Friday, September 14, 2012

A Quick Note on the Fed



I was airborne until late, so no chance until now to weigh in on the Fed’s new move. And now I really need to get some sleep to fight off this cold! So just a few points:
1. It’s good to see the Fed moving, finally.
2. It certainly sounds as if Bernanke is reacting to the Woodford critique, which argues that quantitative easing is mainly effective through its effect on expectations. While the policy does take the form of purchases of unconventional assets — mortgage-backed securities — Bernanke is not relying on portfolio balance effects alone; instead, he’s trying to move expectations by declaring that the Fed will continue to ease for some timeafter the economy has begun to recover:
To support continued progress toward maximum employment and price stability, the Committee expects that a highly accommodative stance of monetary policy will remain appropriate for a considerable time after the economic recovery strengthens.

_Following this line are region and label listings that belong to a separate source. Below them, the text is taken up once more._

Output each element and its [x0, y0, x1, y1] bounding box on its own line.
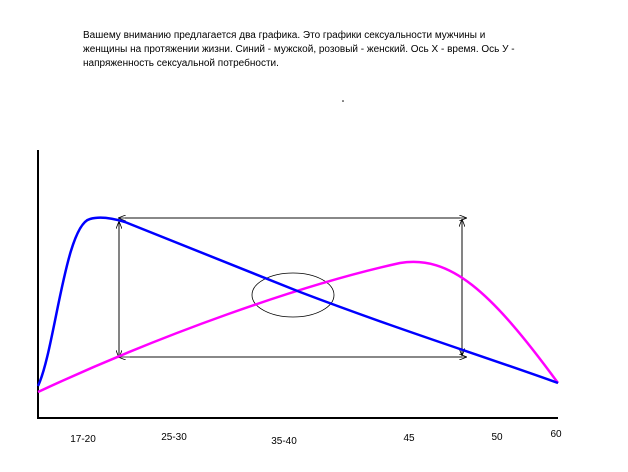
description-line: женщины на протяжении жизни. Синий - муж…	[83, 44, 515, 55]
axes	[37, 150, 558, 419]
ellipse	[251, 272, 335, 318]
x-label: 60	[550, 429, 562, 440]
x-label: 25-30	[161, 432, 187, 443]
description: Вашему вниманию предлагается два графика…	[83, 29, 515, 69]
description-line: напряженность сексуальной потребности.	[83, 57, 279, 69]
dot	[342, 100, 344, 102]
male-curve	[36, 216, 559, 387]
x-labels: 17-20 25-30 35-40 45 50 60	[70, 429, 562, 447]
female-curve	[37, 260, 560, 394]
x-label: 17-20	[70, 434, 96, 445]
annotation-box	[119, 218, 466, 357]
x-label: 45	[403, 433, 415, 444]
x-label: 35-40	[271, 436, 297, 447]
description-line: Вашему вниманию предлагается два графика…	[83, 29, 485, 41]
x-label: 50	[491, 432, 503, 443]
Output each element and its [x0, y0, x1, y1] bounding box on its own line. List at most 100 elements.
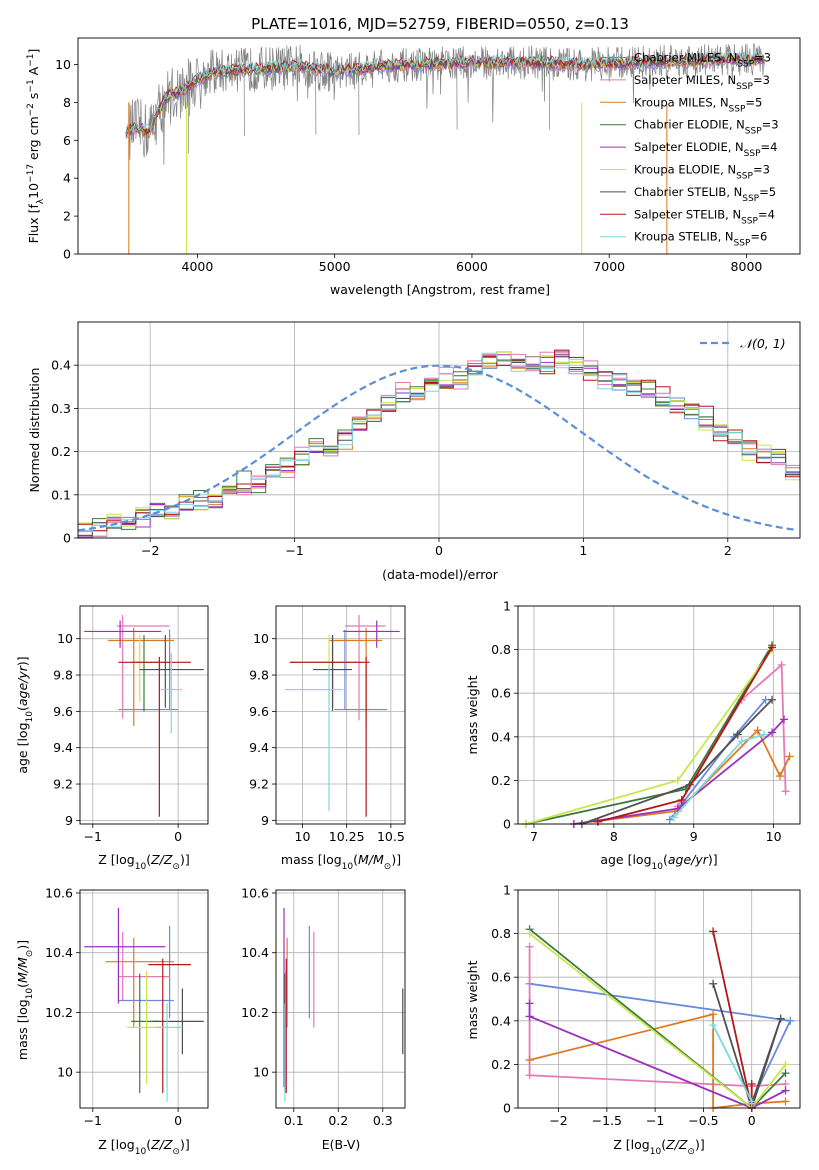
y-tick-label: 0	[503, 817, 511, 832]
axes-frame	[517, 889, 801, 1109]
x-tick-label: 9	[690, 829, 698, 844]
series-marker	[781, 787, 790, 796]
x-tick-label: −1	[646, 1113, 664, 1128]
series-marker	[673, 776, 682, 785]
grid-lines	[276, 606, 405, 824]
figure-title: PLATE=1016, MJD=52759, FIBERID=0550, z=0…	[251, 15, 629, 33]
mass-vs-extinction-panel: 0.1 0.2 0.3 10 10.2 10.4 10.6 E(B-V)	[241, 885, 406, 1152]
series-marker	[525, 1071, 534, 1080]
y-tick-label: 9.4	[249, 740, 269, 755]
y-tick-label: 9	[261, 813, 269, 828]
x-tick-label: 0.1	[284, 1113, 304, 1128]
error-bars	[84, 907, 204, 1103]
series-marker	[525, 1056, 534, 1065]
axes-frame	[79, 889, 209, 1109]
mass-weight-vs-metallicity-panel: −2 −1.5 −1 −0.5 0 0 0.2 0.4 0.6 0.8 1 Z [log10(Z/Z⊙…	[465, 883, 801, 1157]
axes-frame	[275, 605, 406, 825]
series-marker	[776, 1014, 785, 1023]
grid-lines	[276, 890, 405, 1108]
legend-label: Salpeter MILES, NSSP=3	[634, 73, 770, 92]
histogram-bar-outline	[78, 351, 800, 538]
series-marker	[525, 942, 534, 951]
y-tick-label: 10.6	[45, 885, 73, 900]
axes-frame	[275, 889, 406, 1109]
y-axis-label: Flux [fλ10−17 erg cm−2 s−1 A−1]	[26, 49, 46, 244]
ticks: −2 −1 0 1 2 0 0.1 0.2 0.3 0.4	[51, 358, 732, 558]
x-axis-label: wavelength [Angstrom, rest frame]	[330, 282, 550, 297]
grid-lines	[78, 322, 800, 539]
x-tick-label: 5000	[319, 259, 351, 274]
data-point	[152, 988, 204, 1055]
legend-label: Salpeter STELIB, NSSP=4	[634, 207, 775, 226]
data-point	[313, 635, 352, 708]
x-tick-label: 10.25	[329, 829, 365, 844]
legend-label: Chabrier STELIB, NSSP=5	[634, 185, 776, 204]
series-marker	[785, 752, 794, 761]
x-tick-label: 10	[766, 829, 782, 844]
x-tick-label: 8000	[731, 259, 763, 274]
y-tick-label: 1	[503, 599, 511, 614]
x-axis-label: Z [log10(Z/Z⊙)]	[98, 1137, 189, 1157]
y-tick-label: 9	[65, 813, 73, 828]
series-marker	[768, 695, 777, 704]
legend-label: Kroupa STELIB, NSSP=6	[634, 230, 767, 249]
y-tick-label: 10.2	[241, 1005, 269, 1020]
x-tick-label: −1.5	[592, 1113, 622, 1128]
x-tick-label: 6000	[456, 259, 488, 274]
y-tick-label: 0	[503, 1101, 511, 1116]
series-marker	[709, 979, 718, 988]
series-marker	[669, 813, 678, 822]
series-marker	[781, 1097, 790, 1106]
x-tick-label: −1	[84, 1113, 102, 1128]
series-marker	[768, 643, 777, 652]
data-point	[118, 931, 170, 1001]
x-tick-label: −2	[549, 1113, 567, 1128]
observed-spectrum-line	[128, 42, 765, 165]
y-axis-label: Normed distribution	[27, 368, 42, 493]
x-tick-label: 10	[295, 829, 311, 844]
y-tick-label: 0.6	[491, 970, 511, 985]
y-tick-label: 0.2	[491, 773, 511, 788]
error-bars	[283, 907, 404, 1103]
ticks: 4000 5000 6000 7000 8000 0 2 4 6 8 10	[55, 57, 762, 274]
x-tick-label: 0	[748, 1113, 756, 1128]
series-line	[573, 718, 785, 825]
series-marker	[709, 1010, 718, 1019]
legend-label: Kroupa MILES, NSSP=5	[634, 95, 762, 114]
y-tick-label: 0.4	[491, 1013, 511, 1028]
series-marker	[733, 730, 742, 739]
series-marker	[525, 999, 534, 1008]
histogram-bar-outline	[78, 352, 800, 538]
x-axis-label: E(B-V)	[322, 1137, 361, 1152]
legend-label: Kroupa ELODIE, NSSP=3	[634, 163, 770, 182]
x-tick-label: −1	[285, 543, 303, 558]
data-point	[84, 907, 166, 1004]
y-tick-label: 10	[57, 1065, 73, 1080]
spectrum-panel: 4000 5000 6000 7000 8000 0 2 4 6 8 10 wavelength [A…	[26, 37, 801, 297]
x-tick-label: 0	[174, 1113, 182, 1128]
series-marker	[737, 737, 746, 746]
x-tick-label: 8	[610, 829, 618, 844]
y-tick-label: 0	[63, 531, 71, 546]
x-tick-label: −2	[141, 543, 159, 558]
series-marker	[593, 817, 602, 826]
mass-vs-metallicity-panel: −1 0 10 10.2 10.4 10.6 Z [log10(Z/Z⊙)] mass [lo…	[15, 885, 209, 1157]
x-tick-label: 1	[579, 543, 587, 558]
legend-label: Chabrier ELODIE, NSSP=3	[634, 118, 779, 137]
y-tick-label: 9.8	[249, 668, 269, 683]
y-tick-label: 9.6	[249, 704, 269, 719]
data-point	[290, 635, 361, 712]
y-tick-label: 8	[63, 95, 71, 110]
x-tick-label: −1	[84, 829, 102, 844]
y-tick-label: 10	[57, 631, 73, 646]
x-tick-label: 10.5	[377, 829, 405, 844]
data-point	[118, 656, 191, 817]
y-tick-label: 10.4	[241, 945, 269, 960]
x-tick-label: 0	[435, 543, 443, 558]
ticks: 0.1 0.2 0.3 10 10.2 10.4 10.6	[241, 885, 393, 1128]
x-axis-label: age [log10(age/yr)]	[600, 852, 717, 872]
y-tick-label: 9.8	[53, 668, 73, 683]
legend-label: Chabrier MILES, NSSP=3	[634, 51, 771, 70]
ticks: −1 0 9 9.2 9.4 9.6 9.8 10	[53, 631, 182, 844]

In effect, the Fed seems to be trying to “credibly promise to be irresponsible”, which is what I advocated way back when in this kind of situation.
3. That’s all good. However, it’s kind of vague. No clear target, whether nominal GDP or some kind of inflation/unemployment mix. Put it this way: you could imagine a future Fed chairman tightening policy in line with the same Taylor rule that seemed to describe policy before the crisis — a rule that suggests that interest rates wouldn’t start to go up until unemployment was below, say, 7 percent — and still being able to claim that he had not violated any promise Bernanke made. In other words, it’s not totally clear that we really do have a shift in future policy. And since the whole point is to move expectations, leaving this kind of wiggle room is not a good thing.
To paraphrase an old joke: what do you get when you cross a Godfather with a central banker? Someone who makes you an offer you can’t understand.
4. Romney is talking destructive nonsense.